Yes, I do. Corporate earnings are officially in a “recession,” which is defined as back-to-back quarters of negative growth. And yet, stock valuations are at historic highs. Something has to give.
Many money managers and financial opinion leaders are calling for a stock market correction sometime this year. By definition, a correction occurs when the market falls 10% from its 52-week high.
For the last four decades, every bull market has experienced a correction, which is simply a healthy restoration of equilibrium. With stock valuations now at excessive levels, investors should welcome a correction. It’s hard to find value nowadays; a correction would put many appealing but overpriced stocks back on the bargain shelf.
From your point of view, what’s the most exciting investment opportunity out there right now?
In a word? Marijuana!
Marijuana, for years demonized as the “devil’s weed,” is becoming a mainstream multi-billion-dollar consumer products industry in both the recreational and medical sectors. Canna-business, as it’s sometimes called, represents one of the greatest investment opportunities that you’ll experience in your lifetime.

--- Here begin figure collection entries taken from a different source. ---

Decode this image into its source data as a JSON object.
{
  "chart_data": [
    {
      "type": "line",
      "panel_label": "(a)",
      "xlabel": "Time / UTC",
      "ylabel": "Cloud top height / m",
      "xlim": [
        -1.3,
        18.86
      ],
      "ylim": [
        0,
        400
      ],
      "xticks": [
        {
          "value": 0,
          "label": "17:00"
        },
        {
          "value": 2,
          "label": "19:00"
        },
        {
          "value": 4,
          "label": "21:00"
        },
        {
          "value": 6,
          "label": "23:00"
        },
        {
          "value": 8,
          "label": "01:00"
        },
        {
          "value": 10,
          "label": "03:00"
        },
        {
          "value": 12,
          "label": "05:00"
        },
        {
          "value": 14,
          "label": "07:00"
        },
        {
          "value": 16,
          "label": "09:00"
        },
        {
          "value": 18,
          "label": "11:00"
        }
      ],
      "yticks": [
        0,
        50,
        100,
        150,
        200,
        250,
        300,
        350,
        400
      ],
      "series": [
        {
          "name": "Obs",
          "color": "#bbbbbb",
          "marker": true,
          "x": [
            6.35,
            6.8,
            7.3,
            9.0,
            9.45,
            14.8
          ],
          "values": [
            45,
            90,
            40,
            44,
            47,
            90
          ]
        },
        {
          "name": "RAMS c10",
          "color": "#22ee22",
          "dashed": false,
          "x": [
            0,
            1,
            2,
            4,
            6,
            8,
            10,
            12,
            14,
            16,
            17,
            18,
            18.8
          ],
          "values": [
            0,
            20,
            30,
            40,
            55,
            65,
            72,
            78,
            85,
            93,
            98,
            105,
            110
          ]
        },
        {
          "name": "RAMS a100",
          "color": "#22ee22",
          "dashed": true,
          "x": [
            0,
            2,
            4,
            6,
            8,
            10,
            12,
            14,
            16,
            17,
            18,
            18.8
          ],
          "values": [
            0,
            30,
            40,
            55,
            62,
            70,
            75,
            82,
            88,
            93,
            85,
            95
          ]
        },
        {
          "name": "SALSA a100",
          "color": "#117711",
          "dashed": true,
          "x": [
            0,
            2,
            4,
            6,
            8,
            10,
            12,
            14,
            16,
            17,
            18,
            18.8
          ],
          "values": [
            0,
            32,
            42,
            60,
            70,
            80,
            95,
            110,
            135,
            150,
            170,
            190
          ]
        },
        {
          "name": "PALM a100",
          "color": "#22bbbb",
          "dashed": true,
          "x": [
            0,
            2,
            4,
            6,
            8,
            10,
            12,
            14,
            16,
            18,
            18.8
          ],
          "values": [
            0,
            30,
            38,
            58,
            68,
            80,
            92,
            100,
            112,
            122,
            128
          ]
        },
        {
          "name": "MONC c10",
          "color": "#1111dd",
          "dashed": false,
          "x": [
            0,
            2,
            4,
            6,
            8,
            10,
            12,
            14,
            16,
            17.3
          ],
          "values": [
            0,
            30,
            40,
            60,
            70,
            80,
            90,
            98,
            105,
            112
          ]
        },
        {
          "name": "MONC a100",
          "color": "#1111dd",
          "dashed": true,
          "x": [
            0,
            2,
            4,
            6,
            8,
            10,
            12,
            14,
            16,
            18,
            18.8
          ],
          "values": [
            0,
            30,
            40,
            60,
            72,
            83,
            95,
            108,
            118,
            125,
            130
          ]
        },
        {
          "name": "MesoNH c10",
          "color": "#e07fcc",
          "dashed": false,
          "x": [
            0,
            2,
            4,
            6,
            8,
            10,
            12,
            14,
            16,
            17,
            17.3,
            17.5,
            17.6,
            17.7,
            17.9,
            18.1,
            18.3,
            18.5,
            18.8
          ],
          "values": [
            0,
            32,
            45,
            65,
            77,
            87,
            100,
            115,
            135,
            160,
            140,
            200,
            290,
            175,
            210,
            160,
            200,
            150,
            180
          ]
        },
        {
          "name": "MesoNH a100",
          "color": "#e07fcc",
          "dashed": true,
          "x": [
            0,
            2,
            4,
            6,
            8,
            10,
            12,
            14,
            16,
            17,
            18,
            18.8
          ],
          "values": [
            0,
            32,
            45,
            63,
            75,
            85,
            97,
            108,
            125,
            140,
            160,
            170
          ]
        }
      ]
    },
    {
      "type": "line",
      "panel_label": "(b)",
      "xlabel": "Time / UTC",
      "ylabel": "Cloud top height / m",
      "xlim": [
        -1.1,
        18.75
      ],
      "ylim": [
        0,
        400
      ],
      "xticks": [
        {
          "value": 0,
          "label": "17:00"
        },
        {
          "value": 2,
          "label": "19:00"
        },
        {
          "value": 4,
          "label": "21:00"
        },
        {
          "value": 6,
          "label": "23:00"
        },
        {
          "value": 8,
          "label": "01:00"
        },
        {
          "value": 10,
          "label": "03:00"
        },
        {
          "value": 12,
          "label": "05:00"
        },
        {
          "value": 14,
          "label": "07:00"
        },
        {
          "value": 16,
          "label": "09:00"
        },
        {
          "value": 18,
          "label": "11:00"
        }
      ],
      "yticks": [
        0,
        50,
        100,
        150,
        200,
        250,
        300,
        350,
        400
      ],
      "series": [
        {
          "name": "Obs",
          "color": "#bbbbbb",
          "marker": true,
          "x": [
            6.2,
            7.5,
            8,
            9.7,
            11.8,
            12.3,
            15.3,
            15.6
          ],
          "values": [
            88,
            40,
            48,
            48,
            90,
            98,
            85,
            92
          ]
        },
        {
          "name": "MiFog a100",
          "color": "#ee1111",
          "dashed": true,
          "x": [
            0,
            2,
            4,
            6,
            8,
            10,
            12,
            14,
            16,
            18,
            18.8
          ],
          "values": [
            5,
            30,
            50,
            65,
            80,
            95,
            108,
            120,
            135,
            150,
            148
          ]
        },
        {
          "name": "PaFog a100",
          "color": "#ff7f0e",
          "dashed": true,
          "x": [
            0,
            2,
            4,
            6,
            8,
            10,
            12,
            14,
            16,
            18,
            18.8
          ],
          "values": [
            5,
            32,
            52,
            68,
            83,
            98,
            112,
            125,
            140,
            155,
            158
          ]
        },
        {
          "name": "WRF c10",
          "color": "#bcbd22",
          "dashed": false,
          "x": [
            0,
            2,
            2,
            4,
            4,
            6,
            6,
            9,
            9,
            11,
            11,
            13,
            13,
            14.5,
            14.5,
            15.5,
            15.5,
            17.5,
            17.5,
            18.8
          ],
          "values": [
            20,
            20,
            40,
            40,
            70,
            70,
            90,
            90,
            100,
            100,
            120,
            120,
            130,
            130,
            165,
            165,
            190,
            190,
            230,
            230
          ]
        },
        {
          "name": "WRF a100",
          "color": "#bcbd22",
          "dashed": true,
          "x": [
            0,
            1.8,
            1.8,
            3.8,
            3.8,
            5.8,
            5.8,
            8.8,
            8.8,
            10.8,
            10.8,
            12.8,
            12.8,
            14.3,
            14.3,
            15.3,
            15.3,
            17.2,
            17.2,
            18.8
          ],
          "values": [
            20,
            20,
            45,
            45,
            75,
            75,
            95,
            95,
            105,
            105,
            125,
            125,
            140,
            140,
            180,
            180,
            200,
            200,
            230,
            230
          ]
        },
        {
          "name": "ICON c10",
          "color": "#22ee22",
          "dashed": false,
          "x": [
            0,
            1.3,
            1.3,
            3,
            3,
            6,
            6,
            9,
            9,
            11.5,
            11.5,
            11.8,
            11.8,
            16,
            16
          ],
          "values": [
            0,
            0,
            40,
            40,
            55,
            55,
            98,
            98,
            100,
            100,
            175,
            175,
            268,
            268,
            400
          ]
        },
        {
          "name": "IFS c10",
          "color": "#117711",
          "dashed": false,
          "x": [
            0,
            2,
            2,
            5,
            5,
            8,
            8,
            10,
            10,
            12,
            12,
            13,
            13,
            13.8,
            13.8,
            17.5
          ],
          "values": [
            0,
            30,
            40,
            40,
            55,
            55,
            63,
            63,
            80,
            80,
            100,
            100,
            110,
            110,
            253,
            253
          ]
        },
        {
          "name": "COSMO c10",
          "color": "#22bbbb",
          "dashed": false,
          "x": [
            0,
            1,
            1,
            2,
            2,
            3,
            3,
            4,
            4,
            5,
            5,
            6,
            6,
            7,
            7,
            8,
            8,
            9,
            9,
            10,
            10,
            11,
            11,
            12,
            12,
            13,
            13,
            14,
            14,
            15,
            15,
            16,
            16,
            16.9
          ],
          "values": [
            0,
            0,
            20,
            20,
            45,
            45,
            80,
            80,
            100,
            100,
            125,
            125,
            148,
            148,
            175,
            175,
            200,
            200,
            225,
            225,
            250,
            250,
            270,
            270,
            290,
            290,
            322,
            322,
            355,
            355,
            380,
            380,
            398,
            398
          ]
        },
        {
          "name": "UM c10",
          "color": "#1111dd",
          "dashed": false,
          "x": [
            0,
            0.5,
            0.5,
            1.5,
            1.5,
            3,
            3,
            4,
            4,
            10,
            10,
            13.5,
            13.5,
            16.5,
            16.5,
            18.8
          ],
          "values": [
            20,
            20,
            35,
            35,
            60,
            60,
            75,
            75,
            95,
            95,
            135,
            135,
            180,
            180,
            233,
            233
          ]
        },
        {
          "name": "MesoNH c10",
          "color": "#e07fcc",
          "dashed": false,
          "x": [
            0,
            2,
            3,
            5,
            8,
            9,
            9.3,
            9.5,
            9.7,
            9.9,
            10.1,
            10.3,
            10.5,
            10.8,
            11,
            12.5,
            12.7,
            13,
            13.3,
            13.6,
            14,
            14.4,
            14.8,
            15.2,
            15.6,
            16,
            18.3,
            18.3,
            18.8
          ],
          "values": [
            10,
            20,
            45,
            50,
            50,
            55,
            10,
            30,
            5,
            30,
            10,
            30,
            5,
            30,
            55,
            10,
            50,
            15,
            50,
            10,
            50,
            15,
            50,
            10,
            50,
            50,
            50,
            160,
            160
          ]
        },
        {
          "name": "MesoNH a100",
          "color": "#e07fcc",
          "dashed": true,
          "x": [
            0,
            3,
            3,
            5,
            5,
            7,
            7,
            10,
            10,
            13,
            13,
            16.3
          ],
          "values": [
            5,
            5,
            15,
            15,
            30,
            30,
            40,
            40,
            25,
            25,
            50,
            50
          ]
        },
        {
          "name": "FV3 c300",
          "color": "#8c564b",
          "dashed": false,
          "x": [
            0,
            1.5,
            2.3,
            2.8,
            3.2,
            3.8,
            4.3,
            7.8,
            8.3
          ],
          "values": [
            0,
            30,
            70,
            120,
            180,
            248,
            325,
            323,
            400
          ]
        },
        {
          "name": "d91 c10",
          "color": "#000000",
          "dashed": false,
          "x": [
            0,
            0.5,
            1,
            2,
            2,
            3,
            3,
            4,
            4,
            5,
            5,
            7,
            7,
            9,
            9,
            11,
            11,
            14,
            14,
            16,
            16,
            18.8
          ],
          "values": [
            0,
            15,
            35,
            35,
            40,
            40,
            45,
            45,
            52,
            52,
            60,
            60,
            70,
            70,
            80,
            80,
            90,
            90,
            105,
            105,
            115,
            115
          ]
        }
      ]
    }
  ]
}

Statistics on the marijuana business vary, depending on who’s compiling them. According to the latest (and very credible) statistics from Arcview Market Research and its research partner BDS Analytics, spending on legal cannabis worldwide is expected to hit $22.8 billion by 2020. The adult-use (recreational) market will account for 67% of spending; medical marijuana will take up the remaining 33%. This chart tells the story:
Source: Arcview Market Research and BDS Analytics.
Powerful, multi-year tailwinds are propelling marijuana companies. As an increasing number of countries and U.S. states legalize marijuana, pot companies are proliferating. However, you must remain wary of the micro-cap marijuana stocks that are exploiting investor fascination with this investment theme. Many of these companies are dubious penny stocks that will soon implode.
Without a doubt, there’s money to be made in the marijuana industry — big money. But investors should steer clear of thinly capitalized companies that lack significant products in the marketplace. A shakeout is brewing among the weaker players.
Investors are indiscriminately throwing their money at marijuana stocks with a lemming-like fervor that’s reminiscent of previous market frenzies — Dutch tulip mania and the dot-com bubble come to mind.